1A - 10G - Anthony Swamy S/o Prakashappa (appellant)

0A - 25G - K Vasudevaraju S/o Varadaraju

0A - 25G - K. Nanjaraju s/- Varadaraju

0A - 19G - Arogyaswamy S/o Sandyagappa

1A - 00G - Anthonyswamy S/o Arogyaswamy

The reasoning of the trial Judge is based on the pleadings and on a proper appreciation of the documents. The trial Court has found that the Respondents 1 to 16 have established prima facie case and therefore impugned order passed by the trial Judge is a well merited and reasoned order and requires to be upheld.

19. I have heard the learned Counsel for the appellant and the respondents on the Misc. CVL 5001/2009.

20. The short question that arises for my consideration is whether the impugned order deserves to be stayed or not at this stage?

21. My answer to the above question is as under for the following reasons:

It is the contention of the learned Counsel for the appellant that the suit schedule property lies outside the acquired property. It is the contention of the learned Counsel for Respondents 1 to 16 (allottees) that suit schedule property lies within the acquired land. It is undisputed fact that 5 acres 10 guntas out of 8 acres 28 guntas of land in Sy. No. 18/3 of Kempapura village, Yelahanka Hobli, Bangalore North taluk has been acquired for the purpose of formation of lay-out to the 3rd defendant -Society, The appellant - Anthony Swamy has filed O.S. No. 17515/2004 seeking for an order of injunction in respect of part and parcel of Sy.No.18/3 of Kempapura village, Yelahanka Hobli, Bangalore North taluk. In that case, Temporary Injunction is granted in favour of the plaintiff -Anthony Swamy and as against the defendant - Society. In that suit it is also ordered that pending disposal of the suit, defendant - Society is restrained from forming a layout on the western side of the acquired land and also restrained from interfering with the peaceful possession and enjoyment of the schedule property by the plaintiff -Anthony Swamy. It is also made clear that injunctive relief granted is not applicable to any of the portions of 5 acres 10 guntas acquired under 4(1) notification dated 22.8.1988. The learned trial Judge while disposing of I.A. No. 1 for Temporary Injunction in O.S. No. 17515/2004 has observed that prima facie it appears that there is a question as to where exactly the western boundary of 5 acres 10 guntas ends and where exactly the eastern boundary of 1 acre 20 guntas would begin. It is for the defendant -Society to show that the schedule land is a part of acquisition or it has purchased the schedule land for forming a jay-out. The learned trial Judge has also observed that revenue records are in the name of the plaintiff - Anthony Swamy concerning the disputed land.

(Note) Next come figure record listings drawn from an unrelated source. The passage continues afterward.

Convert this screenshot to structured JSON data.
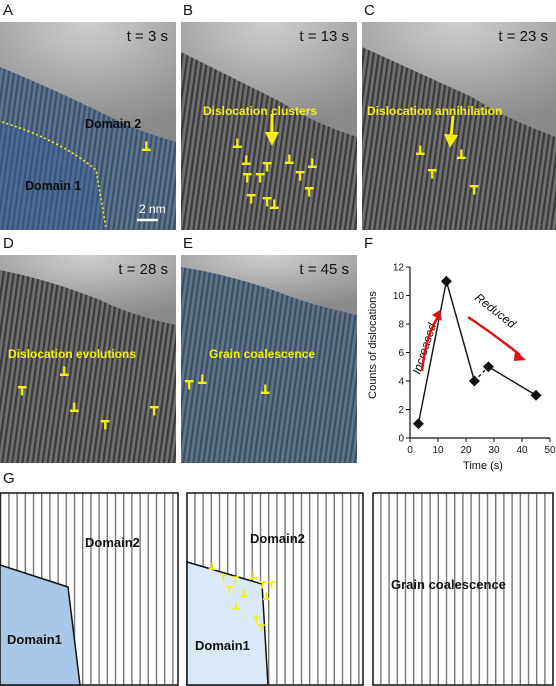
{
  "panels": {
    "a": {
      "letter": "A",
      "time": "t = 3 s",
      "domain2": "Domain 2",
      "domain1": "Domain 1",
      "scale": "2 nm"
    },
    "b": {
      "letter": "B",
      "time": "t = 13 s",
      "caption": "Dislocation clusters"
    },
    "c": {
      "letter": "C",
      "time": "t = 23 s",
      "caption": "Dislocation annihilation"
    },
    "d": {
      "letter": "D",
      "time": "t = 28 s",
      "caption": "Dislocation evolutions"
    },
    "e": {
      "letter": "E",
      "time": "t = 45 s",
      "caption": "Grain coalescence"
    },
    "f": {
      "letter": "F"
    },
    "g": {
      "letter": "G",
      "left_domain2": "Domain2",
      "left_domain1": "Domain1",
      "mid_domain2": "Domain2",
      "mid_domain1": "Domain1",
      "right_caption": "Grain coalescence"
    }
  },
  "dislocation_glyph": "┳",
  "colors": {
    "highlight": "#f4ef10",
    "arrow": "#e01010",
    "domain_blue": "#3f7fc8",
    "domain_light": "#c8dcf1"
  },
  "chart_data": {
    "type": "line",
    "title": "",
    "xlabel": "Time (s)",
    "ylabel": "Counts of dislocations",
    "x": [
      3,
      13,
      23,
      28,
      45
    ],
    "values": [
      1,
      11,
      4,
      5,
      3
    ],
    "xlim": [
      0,
      50
    ],
    "ylim": [
      0,
      12
    ],
    "xticks": [
      "0",
      "10",
      "20",
      "30",
      "40",
      "50"
    ],
    "yticks": [
      "0",
      "2",
      "4",
      "6",
      "8",
      "10",
      "12"
    ],
    "grid": false,
    "annotations": [
      "Increased",
      "Reduced"
    ]
  }
}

22. It is the contention of the learned Counsel for the appellant that the map prepared by the Special Land Acquisition Officer is contrary to the Document No. 2 Notification. The common order passed on I.A. Nos. 1 and 2 in O.S. No. 8209/2005 indicates that plaintiffs and defendant No. 1 in the said suit, who has filed O.S. No. 17515/2004 have taken different stands in the said suit. In the said order it. is also indicated that O.S. No. 17515/2004 is pending before the Court below and O.S. No. 8209/2005 has been clubbed with O.S. No. 17515/2004 as per the orders passed in Misc. No. 343/2006 dated 3.8.2006 by the Court of Prl. City Civil & Sessions Judge, Bangalore and O.S. No. 17515/2004 is treated as main suit.

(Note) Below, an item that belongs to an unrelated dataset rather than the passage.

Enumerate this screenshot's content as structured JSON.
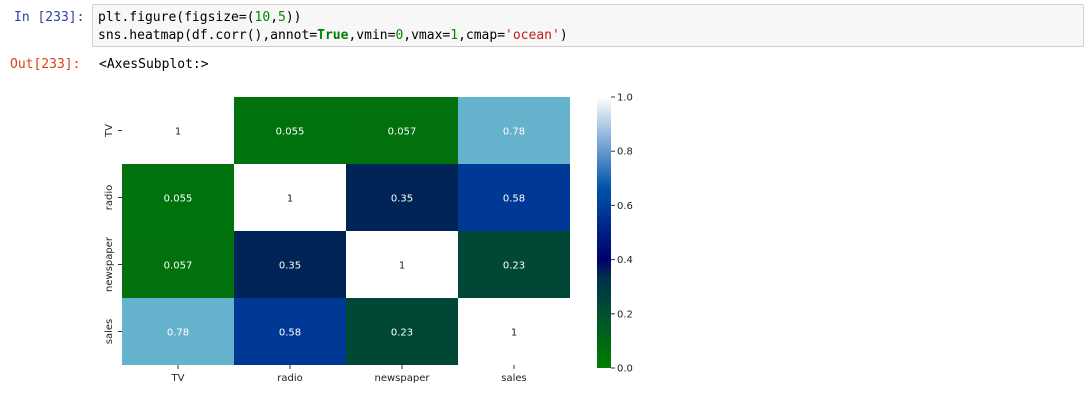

23. Both sides claim that they are in possession of the suit schedule property. Whether the plaintiff is in possession of the suit schedule property or respondents are in possession of the suit schedule property can be ascertained only after full fledged trial. Therefore taking into account of all aspects of the case, in my view, this is one of the exceptional case where interference would serve the interest of the parties. Therefore I direct the parties to maintain status quo till the disposal of the suit.